The editorial also states, “The city of Williamstown has agreed to a 30-year, 75 percent break in property taxes and a $62 million bond issue.”
In reality, the bonds were issued through the city of Williamstown, but the sole responsibility for the payment of the bonds lies with Crosswater Canyon, a non-profit organization controlled by AiG and the sole owner of the Ark Encounter. None of the funding for the bonds came from any government entity. And what the editorial doesn’t tell you is that just like other developments in the state, what is called a TIF (Tax Incremental Financing) was created so that local governments could attract revenue-generating businesses—like the Ark Encounter—which help to increase the local tax base. In this case, a higher tax base benefits the city of Williamstown, its school district, and many other local services.
The editorial also states, “Apparently, in AIG's world, if this could just be settled at home among Kentuckians there'd be no problem giving a whopping tax break to a business that asks job applicants to profess that homosexuality is a sin and the Earth is 6,000 years old.”
The so-called “whopping tax break” is actually a percentage rebate on sales tax paid within the facility by visitors, beginning after a year of operation (and up to a maximum). You see, by building the facility in Kentucky, much-needed large amounts of tourism dollars will be brought into the state. That’s why the state offers this tourism incentive: to bring positive economic impact. Conservative estimates show that the Ark would bring hundreds of millions of dollars into Kentucky—it will be a huge economic boom for the state. It should also be noted that Ark Encounter (the actual name of our project) has not employed anyone yet and has not set up guidelines for employment. However, AiG agreed that it would abide by all applicable state and federal laws!

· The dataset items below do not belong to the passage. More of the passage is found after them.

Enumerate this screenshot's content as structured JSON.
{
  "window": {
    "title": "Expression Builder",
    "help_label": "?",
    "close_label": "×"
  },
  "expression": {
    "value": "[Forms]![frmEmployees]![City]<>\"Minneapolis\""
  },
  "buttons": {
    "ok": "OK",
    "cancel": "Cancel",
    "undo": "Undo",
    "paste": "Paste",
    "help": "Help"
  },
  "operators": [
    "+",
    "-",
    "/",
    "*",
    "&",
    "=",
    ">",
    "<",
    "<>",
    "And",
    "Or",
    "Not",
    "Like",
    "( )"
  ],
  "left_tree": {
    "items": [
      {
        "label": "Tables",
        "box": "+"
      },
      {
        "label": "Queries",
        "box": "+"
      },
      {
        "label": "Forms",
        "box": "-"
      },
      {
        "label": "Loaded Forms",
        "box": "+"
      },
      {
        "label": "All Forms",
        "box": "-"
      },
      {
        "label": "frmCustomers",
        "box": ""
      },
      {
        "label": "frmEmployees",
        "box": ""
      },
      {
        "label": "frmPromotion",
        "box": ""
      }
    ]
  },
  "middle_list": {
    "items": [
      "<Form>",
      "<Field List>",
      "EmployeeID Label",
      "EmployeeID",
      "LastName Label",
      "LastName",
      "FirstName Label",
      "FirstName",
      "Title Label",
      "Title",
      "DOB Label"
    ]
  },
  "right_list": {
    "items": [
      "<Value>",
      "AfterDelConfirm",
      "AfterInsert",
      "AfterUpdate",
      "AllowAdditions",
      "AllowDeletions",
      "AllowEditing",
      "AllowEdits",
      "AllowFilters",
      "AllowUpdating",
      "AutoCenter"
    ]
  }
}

The editorial further claims, “Since the Ark park would rely on such secularists [sic] services as highways, sewer systems, and police and fire protection to attract and accommodate its visitors, the $18.25 million in taxes it wouldn't pay to support those services would fall on other taxpayers.” But the editorial doesn’t tell the truth here. The only reason such a rebate in sales tax would be given is if the park is operational and is having a positive economic impact, bringing significant dollars into the state. And as stated, the rebate is only on sales tax paid within the park, up to a maximum, and only after a year of operation.
The editorial is just another example that confirms the truth of the Bible in Romans 1, where we learn that those who reject God “suppress the truth in unrighteousness.” If there is no God, why would people even bother to care about Christians and their outreaches? If, as I said to Bill Nye “the Science Guy” in our debate this year, we all ultimately die and that’s the end for us, then why do secularists even care what others believe or do, if ultimately it’s all meaningless anyway in their worldview? But the death of our bodies is not the end. As God tells us, “And as it is appointed for men to die once, but after this the judgment” (Hebrews 9:27). Yes, with the Herald-Leader versus God, God has the last say.
This editorial, like many other published items in the Lexington Herald-Leader, is once again presenting untruths and deliberately misleading the public. I agree with our ministry friends who live in central Kentucky—the paper should be called the Herald-Misleader.